TLDR
- SoundHound AI stock jumped over 5% in pre-market trading following a strong Q3 earnings report that beat analyst expectations
- The company reported Q3 revenue of $42 million, up 68% year-over-year, surpassing the expected $40.5 million
- H.C. Wainwright analyst Scott Buck maintained a Buy rating with a $26 price target, projecting over 80% upside potential
- SoundHound raised its full-year revenue forecast to $165-$180 million, above its previous $160-$178 million estimate
- Management expects revenue to grow by at least 40% by 2026, with improving margins pointing toward profitability
SoundHound AI shares climbed more than 5% in pre-market trading Monday after the voice recognition company delivered third-quarter results that topped Wall Street estimates. The stock had actually dipped last week following the earnings release. But fresh analyst support brought buyers back.
The company posted Q3 revenue of $42 million, marking a 68% increase from the same period last year. Analysts had been expecting $40.5 million.
The adjusted net loss came in at $0.03 per share. That’s an improvement from the $0.04 loss reported in the prior year period.
H.C. Wainwright analyst Scott Buck reaffirmed his Buy rating on the stock Friday. He set a price target of $26, which represents potential upside of over 80% from current levels. That’s the highest target on the Street right now.
Analysts Point to Growth Drivers
Buck credited the earnings beat to recent acquisitions and expanding customer demand. The company is seeing growth across multiple sectors including restaurants, finance, healthcare, insurance, and retail.
Management’s outlook caught Wall Street’s attention too. The company expects revenue growth of at least 40% by 2026. That’s above what most analysts had been forecasting.

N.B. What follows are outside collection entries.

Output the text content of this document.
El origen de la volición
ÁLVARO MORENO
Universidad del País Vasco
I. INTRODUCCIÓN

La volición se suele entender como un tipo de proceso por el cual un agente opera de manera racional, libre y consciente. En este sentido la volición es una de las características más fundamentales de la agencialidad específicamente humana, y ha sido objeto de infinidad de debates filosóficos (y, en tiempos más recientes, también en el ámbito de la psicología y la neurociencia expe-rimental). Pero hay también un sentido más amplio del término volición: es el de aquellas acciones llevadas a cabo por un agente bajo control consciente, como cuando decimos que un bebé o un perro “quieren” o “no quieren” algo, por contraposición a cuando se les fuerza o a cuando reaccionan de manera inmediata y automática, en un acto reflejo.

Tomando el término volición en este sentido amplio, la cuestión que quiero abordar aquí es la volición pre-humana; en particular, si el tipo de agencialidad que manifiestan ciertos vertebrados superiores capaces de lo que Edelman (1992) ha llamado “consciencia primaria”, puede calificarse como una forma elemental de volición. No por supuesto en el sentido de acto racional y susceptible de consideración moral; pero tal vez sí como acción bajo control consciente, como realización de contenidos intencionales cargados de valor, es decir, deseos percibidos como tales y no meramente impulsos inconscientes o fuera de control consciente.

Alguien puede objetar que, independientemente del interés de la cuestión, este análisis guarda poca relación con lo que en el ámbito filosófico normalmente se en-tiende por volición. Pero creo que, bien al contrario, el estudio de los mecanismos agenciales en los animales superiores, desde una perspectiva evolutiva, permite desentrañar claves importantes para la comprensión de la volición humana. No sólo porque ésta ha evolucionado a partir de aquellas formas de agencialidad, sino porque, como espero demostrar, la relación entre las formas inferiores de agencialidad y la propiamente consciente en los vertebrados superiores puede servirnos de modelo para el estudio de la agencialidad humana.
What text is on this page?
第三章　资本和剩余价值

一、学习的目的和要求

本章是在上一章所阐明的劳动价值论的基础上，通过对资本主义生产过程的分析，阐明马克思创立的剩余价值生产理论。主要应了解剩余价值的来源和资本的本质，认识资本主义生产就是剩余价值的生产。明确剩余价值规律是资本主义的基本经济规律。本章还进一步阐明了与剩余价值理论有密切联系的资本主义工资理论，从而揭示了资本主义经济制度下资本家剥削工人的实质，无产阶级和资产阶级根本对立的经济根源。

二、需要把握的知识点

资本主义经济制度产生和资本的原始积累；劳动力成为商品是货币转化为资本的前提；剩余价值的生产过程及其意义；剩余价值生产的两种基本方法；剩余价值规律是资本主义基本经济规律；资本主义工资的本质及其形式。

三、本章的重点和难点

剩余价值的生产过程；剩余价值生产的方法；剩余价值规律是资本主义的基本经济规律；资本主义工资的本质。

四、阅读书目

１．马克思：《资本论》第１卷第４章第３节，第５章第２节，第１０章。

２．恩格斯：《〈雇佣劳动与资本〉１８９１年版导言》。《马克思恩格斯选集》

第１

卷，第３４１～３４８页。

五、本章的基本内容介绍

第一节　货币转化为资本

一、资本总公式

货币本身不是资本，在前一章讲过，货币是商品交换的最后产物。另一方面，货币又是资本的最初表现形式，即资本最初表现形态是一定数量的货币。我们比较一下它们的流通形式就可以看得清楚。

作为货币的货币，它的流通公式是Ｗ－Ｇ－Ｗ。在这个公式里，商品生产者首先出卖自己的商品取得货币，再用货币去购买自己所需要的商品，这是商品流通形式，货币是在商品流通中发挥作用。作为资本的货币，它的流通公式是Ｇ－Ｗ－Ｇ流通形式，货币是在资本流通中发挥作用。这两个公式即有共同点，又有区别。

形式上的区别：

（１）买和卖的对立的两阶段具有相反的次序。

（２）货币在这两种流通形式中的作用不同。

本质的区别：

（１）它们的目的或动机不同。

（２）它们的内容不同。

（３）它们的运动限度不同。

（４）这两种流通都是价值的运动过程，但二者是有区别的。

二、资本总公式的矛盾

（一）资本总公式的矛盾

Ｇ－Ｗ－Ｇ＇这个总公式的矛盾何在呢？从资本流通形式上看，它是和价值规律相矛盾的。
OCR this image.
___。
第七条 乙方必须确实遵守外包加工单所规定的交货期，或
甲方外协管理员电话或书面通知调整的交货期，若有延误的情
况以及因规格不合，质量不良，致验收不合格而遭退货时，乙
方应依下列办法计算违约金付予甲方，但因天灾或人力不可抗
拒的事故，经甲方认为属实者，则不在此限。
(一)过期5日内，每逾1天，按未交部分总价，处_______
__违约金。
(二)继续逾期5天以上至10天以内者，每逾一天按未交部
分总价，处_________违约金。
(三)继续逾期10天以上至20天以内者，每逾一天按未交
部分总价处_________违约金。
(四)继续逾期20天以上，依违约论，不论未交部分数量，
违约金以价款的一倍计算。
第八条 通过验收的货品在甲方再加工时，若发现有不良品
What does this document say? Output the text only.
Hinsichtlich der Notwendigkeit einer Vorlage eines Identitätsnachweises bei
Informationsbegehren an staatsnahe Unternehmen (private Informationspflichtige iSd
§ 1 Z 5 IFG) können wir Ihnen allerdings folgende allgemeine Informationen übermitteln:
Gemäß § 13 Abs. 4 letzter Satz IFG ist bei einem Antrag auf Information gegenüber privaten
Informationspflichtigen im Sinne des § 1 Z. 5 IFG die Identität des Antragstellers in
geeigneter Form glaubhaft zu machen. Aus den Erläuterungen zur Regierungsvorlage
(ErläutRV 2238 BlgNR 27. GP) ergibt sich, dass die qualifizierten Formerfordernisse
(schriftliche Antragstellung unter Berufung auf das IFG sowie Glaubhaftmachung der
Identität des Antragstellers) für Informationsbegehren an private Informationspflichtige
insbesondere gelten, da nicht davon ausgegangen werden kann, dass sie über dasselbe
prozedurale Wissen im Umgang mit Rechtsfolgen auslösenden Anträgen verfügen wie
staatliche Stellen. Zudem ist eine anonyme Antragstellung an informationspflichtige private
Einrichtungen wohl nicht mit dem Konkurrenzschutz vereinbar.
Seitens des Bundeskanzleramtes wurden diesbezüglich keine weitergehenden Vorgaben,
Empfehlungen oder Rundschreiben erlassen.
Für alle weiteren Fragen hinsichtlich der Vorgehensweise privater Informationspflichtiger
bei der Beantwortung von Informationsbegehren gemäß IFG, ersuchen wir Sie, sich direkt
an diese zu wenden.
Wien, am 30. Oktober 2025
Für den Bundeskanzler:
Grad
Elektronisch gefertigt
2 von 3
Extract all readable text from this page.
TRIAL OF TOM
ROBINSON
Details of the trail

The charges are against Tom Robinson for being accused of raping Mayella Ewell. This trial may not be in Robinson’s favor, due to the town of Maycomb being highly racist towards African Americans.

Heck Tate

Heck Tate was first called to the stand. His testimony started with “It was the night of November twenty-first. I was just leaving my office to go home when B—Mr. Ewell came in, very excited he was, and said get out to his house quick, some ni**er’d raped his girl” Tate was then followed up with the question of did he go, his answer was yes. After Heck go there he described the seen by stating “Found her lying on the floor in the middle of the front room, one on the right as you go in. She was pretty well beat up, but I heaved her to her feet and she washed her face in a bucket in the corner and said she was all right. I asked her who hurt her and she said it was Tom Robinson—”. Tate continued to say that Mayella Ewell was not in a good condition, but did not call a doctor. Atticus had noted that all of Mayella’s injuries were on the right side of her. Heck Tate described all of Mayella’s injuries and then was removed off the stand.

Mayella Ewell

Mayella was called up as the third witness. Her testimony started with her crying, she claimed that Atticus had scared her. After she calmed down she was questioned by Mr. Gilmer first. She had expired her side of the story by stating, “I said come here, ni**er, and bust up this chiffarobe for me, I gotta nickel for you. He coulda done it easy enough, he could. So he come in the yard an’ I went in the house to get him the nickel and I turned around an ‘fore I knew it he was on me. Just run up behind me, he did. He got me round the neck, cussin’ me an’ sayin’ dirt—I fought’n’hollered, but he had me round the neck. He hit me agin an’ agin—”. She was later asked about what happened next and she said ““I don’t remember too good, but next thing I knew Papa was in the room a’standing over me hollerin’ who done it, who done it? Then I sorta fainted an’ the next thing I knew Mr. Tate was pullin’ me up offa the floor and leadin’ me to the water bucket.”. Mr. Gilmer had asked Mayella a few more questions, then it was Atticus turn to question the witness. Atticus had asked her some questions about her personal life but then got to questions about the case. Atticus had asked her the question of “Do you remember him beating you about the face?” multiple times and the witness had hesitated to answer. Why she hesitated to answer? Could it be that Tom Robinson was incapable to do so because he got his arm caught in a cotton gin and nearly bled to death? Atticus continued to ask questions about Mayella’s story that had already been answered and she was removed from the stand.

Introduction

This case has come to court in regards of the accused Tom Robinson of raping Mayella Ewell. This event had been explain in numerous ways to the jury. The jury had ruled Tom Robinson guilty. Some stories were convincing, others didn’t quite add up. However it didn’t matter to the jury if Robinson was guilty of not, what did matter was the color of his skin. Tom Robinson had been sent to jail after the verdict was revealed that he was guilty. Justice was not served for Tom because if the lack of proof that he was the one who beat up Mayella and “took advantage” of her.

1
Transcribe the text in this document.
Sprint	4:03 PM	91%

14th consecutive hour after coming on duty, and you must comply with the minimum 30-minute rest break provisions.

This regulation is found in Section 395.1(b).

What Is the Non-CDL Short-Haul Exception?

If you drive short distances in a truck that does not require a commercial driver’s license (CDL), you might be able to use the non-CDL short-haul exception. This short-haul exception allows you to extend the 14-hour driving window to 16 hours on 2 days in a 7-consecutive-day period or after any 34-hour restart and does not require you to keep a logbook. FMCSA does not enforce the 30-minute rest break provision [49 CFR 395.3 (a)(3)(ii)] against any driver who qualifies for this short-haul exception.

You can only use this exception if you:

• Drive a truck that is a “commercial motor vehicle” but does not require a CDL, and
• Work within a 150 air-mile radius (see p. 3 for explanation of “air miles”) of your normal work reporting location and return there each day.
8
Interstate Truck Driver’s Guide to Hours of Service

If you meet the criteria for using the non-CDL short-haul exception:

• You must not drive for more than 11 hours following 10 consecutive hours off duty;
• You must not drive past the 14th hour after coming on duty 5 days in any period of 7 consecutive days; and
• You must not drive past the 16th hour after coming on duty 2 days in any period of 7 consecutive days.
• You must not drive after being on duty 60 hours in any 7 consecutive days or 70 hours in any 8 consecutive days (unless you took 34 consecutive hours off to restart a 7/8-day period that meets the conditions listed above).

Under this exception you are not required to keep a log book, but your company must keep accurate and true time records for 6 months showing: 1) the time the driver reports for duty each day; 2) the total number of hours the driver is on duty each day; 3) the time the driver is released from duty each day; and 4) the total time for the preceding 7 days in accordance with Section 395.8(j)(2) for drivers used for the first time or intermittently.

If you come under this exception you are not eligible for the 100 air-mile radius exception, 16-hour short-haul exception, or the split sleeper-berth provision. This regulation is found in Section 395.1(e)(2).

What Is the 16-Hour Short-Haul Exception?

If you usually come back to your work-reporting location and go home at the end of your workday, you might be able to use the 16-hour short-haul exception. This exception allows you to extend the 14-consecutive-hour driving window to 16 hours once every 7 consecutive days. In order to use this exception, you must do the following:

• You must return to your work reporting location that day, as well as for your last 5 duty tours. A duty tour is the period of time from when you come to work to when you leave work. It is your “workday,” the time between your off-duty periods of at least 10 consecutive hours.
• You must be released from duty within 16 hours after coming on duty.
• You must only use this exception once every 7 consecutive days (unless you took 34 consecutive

SoundHound raised its full-year revenue guidance to a range of $165 million to $180 million. The previous estimate was $160 million to $178 million.
Buck believes the company is approaching profitability. He pointed to improving margins and a clear path to positive EBITDA as reasons for his bullish stance.
Mixed Views from Other Analysts
Piper Sandler analyst James Fish took a more cautious approach. He raised his price target to $15 from $12 but kept a Hold rating on the stock.
Fish noted that a major IoT deal demonstrates growing traction in the APAC region. However, he observed that Q4 organic growth guidance was implicitly lowered.
The company’s Q3 results showed strength despite headwinds in the automotive sector. Recent acquisitions have helped offset weakness in that market.
SoundHound’s voice AI technology serves clients across various industries. The company provides voice recognition and natural language processing solutions.
The stock has been volatile in recent sessions. It dipped last week even after beating earnings estimates. The renewed analyst support appears to have shifted sentiment.
According to TipRanks, SOUN carries a Moderate Buy consensus rating. Three analysts rate it as a Buy while four have Hold ratings. The average price target sits at $17.00, suggesting roughly 20% upside from current levels.
The company’s expansion into finance and healthcare sectors is gaining traction. These new verticals are contributing to the accelerated revenue growth.
SoundHound’s improving profitability metrics caught the attention of multiple analysts. The path to positive EBITDA looks more achievable based on current trends.